I can't be sure, but I may... 

Posted Monday 24th September 2007 11:45 GMT

Have found the 'HOST' for the lazy atom!

It is basically a viral intrusion on my entire department!!!

Lately, I have found that everything everyone else touches that I have to revisit turns to custard and stops working, and then I have to sort it all out!!!

Ahh...hang on a minute...nope, could be wrong, could be that my colleagues are all 'TARDS!!!

Yep, aftwer seeing the emails flying around from the guys with nothing better to do, I am CERTAIN that it is the LAZINESS ATOM at work!

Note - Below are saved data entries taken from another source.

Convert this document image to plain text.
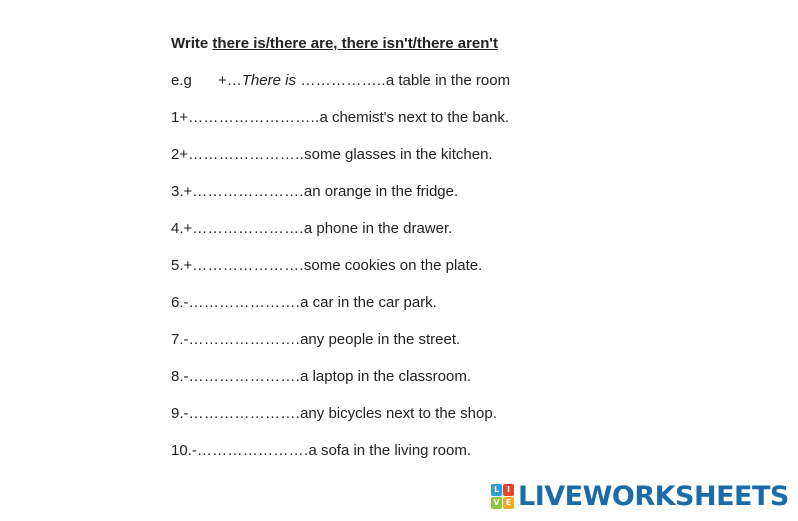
Write there is/there are, there isn't/there aren't
e.g +…There is ……………..a table in the room
1+……………………..a chemist's next to the bank.
2+…………………..some glasses in the kitchen.
3.+………………….an orange in the fridge.
4.+………………….a phone in the drawer.
5.+………………….some cookies on the plate.
6.-………………….a car in the car park.
7.-………………….any people in the street.
8.-………………….a laptop in the classroom.
9.-………………….any bicycles next to the shop.
10.-………………….a sofa in the living room.
L I
V E LIVEWORKSHEETS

Thank you to the BOFH for highlighting it!!!

re: you can actually see a single atom 

Posted Friday 28th September 2007 10:23 GMT

Tom: that's as maybe, but those pictures were produced using a Scanning Tunneling Microscope (also know as an Atomic Force Microscope), which is an entirely different beast to an Electron Microscope (be it common or garden Scanning or somewhat more expensive Transmission).